IndusInd Bank CEO and MD Sumant Kathpalia stepped down on Tuesday amid continued outrage over accounting lapses in its derivatives portfolio. The announcement came less than a day after his deputy Arun Khurana also tended his resignation with immediate effect. The bank has seen shares fall nearly 8% since March 10 after it first revealed the impact on its net worth from accounting discrepancies.

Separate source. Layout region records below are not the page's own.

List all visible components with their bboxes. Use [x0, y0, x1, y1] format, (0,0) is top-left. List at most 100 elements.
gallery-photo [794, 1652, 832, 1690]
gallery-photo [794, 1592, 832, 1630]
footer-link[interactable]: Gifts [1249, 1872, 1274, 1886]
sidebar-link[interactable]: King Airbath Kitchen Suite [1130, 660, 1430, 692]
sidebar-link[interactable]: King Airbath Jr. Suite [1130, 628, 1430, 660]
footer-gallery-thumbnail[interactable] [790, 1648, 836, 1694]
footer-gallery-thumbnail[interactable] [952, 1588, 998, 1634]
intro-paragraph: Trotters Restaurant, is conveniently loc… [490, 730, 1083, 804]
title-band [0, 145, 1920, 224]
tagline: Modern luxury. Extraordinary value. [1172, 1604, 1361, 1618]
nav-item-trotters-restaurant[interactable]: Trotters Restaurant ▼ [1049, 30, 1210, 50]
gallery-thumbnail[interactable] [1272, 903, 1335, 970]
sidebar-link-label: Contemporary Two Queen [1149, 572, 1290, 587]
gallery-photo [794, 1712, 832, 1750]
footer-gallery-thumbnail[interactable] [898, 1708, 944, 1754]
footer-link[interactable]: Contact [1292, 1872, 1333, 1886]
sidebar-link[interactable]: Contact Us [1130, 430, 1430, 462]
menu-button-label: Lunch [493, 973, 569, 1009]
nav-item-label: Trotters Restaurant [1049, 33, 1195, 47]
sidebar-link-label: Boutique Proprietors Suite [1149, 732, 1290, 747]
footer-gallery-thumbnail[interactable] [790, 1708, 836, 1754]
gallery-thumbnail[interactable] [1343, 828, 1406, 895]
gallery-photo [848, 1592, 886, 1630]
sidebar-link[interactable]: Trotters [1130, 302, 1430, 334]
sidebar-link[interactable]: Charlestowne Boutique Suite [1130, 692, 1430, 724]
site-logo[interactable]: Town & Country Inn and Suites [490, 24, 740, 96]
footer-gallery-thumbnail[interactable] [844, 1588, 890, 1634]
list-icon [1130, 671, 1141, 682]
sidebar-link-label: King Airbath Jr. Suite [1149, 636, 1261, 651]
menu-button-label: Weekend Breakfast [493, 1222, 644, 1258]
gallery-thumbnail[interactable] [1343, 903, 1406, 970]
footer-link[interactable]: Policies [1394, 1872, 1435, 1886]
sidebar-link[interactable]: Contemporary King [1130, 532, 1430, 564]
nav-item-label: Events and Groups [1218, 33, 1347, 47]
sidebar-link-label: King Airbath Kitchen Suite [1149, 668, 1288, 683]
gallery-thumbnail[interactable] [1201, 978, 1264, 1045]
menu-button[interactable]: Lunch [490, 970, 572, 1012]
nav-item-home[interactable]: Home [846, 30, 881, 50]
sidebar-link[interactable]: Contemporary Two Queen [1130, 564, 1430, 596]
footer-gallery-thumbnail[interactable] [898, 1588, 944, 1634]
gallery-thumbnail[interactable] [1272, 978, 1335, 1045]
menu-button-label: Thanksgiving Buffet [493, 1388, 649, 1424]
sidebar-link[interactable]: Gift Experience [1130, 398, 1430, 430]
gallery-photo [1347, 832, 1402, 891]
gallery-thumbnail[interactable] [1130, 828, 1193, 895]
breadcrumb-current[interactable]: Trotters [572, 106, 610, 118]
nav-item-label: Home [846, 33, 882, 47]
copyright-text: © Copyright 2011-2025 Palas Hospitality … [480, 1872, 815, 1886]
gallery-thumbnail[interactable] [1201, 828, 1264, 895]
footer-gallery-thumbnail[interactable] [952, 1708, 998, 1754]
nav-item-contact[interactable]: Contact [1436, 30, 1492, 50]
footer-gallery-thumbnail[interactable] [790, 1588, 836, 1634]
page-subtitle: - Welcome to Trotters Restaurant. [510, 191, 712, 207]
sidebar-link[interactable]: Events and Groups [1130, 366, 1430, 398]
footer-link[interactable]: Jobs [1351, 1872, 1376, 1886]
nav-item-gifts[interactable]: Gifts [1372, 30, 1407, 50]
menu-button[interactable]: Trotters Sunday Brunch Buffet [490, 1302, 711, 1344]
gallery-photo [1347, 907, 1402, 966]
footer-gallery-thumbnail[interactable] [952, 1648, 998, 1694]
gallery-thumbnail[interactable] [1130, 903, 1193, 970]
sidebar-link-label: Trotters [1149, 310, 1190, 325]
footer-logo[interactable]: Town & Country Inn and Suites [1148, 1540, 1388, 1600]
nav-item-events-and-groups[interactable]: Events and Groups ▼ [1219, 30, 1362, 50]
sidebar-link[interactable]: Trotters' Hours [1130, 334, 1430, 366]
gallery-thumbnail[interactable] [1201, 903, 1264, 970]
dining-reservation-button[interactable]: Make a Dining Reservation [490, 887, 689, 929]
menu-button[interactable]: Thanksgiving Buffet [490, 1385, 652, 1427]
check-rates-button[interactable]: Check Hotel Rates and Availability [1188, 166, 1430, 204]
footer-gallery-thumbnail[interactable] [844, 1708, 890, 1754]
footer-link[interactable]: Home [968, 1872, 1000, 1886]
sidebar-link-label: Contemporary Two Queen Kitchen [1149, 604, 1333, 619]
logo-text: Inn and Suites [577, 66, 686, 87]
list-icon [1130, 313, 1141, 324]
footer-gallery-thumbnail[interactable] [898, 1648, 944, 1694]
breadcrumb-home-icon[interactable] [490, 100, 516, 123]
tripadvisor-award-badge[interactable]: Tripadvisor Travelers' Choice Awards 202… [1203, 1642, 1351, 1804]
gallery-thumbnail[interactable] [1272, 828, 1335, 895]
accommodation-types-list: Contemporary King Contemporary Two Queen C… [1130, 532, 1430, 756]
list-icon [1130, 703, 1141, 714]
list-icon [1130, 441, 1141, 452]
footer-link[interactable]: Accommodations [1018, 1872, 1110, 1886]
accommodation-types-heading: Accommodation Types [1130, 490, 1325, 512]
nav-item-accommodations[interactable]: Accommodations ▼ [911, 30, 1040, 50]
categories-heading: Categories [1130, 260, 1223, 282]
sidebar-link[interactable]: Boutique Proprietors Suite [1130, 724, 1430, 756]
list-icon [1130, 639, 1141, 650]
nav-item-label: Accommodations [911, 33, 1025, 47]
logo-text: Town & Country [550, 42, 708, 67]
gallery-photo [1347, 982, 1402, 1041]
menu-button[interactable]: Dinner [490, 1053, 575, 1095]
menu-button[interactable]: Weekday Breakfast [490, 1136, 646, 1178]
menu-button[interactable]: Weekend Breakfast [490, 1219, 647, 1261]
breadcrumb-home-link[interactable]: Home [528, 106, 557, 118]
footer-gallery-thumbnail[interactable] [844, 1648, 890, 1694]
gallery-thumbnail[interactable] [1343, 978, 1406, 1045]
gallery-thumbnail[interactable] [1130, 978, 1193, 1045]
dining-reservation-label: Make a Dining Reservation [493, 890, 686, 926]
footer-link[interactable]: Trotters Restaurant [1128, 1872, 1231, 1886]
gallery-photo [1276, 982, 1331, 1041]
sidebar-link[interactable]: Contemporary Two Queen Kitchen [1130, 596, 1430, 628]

“I wish to submit my resignation from the services of the Bank in relation to the ongoing Derivatives discussion. I undertake moral responsibility, given the various acts of commission/ omission that have been brought to my notice. I would request that my resignation be taken on record at close of working hours today,” Kathpalia wrote in a letter to IndusInd Bank’s board that was included in the stock market filing.
The missive came hours after deputy CEO Arun Khurana submitted a similar letter citing his oversight role amidst the controversy. He had also been serving as executive director and (until last week) as the chief financial officer following the resignation of former CFO Gobind Jain in early January.
The country’s fifth-largest private lender (with a balance sheet of $63 million) indicated on Sunday that it would take a $229.56 million hit to its accounts for the recently concluded financial year due to incorrect treatment of derivatives going back several years.
An external audit by independent professional firm Grant Thornton indicated that the bank was now facing a 2.27% hit to its net worth. The report submitted on Saturday assessed that the total impact on the profit and loss account at Rs 1,959.98 crore as of March 31 — broadly in line with the amount disclosed on April 15.
“The report identifies incorrect accounting of internal derivative trades, especially in case of early termination, which resulted in recording of notional profits, as the principal root cause for accounting discrepancy,” said the bank in a filing with the stock exchanges.